Members of Riggle's medical coalition -- Save Our Doctors, Protect Our Patients-- challenged the state medical association, snagged a spot on the governor's task force (for what it was worth) and generally lit a fire under the advocates of tort reform. It's also worth noting that Riggle was back to seeing patients in Washington County less than five hours after watching the bill pass in the Senate at 3:30 a.m. last Thursday. Whew!
Del. Robert A. Zirkin
The feisty Democrat owns the juvenile justice issue, dragging the Ehrlich administration along for the ride. The slow pace of implementing reforms, however, has Zirkin promising more fireworks this year.
Del. Anne R. Kaiser
Kaiser's testimony before a House committee where she came out as a lesbian and asked for equal rights stood out.
Del. Maggie L. McIntosh
The chairwoman of the Environmental Matters Committee crafted deals on the flush fee and brownfields reform with the administration and emerged as Baltimore city's leading voice in Annapolis.
David Nitkin
Blackballed by the governor following a series of hard-hitting scoops on the Hackerman land deal, Nitkin's reporting kept the Ehrlich administration tied in knots and the governor whining about "noncontextual innuendo" without providing specifics about any inaccuracies in Nitkin's copy.
The farm team
Ehrlich continued to pick off Southern Maryland lawmakers to fill in his roster of top staffers and Cabinet secretaries.
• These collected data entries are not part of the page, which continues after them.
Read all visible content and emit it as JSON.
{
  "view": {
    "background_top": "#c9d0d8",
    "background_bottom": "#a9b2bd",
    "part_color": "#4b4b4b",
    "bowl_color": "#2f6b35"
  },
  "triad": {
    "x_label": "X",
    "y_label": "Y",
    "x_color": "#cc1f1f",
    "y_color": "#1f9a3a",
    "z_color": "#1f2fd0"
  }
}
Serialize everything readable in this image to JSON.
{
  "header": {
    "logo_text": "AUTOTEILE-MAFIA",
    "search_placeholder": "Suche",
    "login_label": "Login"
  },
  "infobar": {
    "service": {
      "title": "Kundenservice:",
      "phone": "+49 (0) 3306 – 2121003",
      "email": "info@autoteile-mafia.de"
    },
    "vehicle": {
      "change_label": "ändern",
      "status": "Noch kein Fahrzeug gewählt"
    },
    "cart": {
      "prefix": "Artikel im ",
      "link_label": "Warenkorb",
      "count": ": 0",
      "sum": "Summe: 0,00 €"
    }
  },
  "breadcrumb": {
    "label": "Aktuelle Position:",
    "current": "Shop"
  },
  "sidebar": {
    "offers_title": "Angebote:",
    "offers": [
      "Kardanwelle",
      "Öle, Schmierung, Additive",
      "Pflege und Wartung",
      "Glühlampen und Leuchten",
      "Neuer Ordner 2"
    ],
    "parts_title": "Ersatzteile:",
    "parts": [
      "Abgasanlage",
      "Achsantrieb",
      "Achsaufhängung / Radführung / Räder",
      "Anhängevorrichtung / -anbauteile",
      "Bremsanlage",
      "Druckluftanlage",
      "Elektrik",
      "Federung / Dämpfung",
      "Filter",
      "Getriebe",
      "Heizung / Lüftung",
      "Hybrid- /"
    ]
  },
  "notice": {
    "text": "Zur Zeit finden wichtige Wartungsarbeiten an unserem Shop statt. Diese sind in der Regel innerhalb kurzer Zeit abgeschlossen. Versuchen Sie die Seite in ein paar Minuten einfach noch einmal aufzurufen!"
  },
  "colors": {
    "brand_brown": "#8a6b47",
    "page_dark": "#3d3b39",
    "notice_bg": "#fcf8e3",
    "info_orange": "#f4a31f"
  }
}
Joining the ranks of Maryland State Police Superintendent Tim Hutchins, a former delegate from Charles County, were Veterans Affairs Secretary George W. Owings III, the majority whip from Calvert County and Van T. Mitchell, who went from Charles County delegate to deputy secretary of the Department of Health and Mental Hygiene.
The list does not stop there: Del. W. Louis Hennessy, a La Plata Republican, was named a Charles County District Court judge in short order.
Without a scorecard, the Southern Maryland delegation is not going to be easy to identify this year.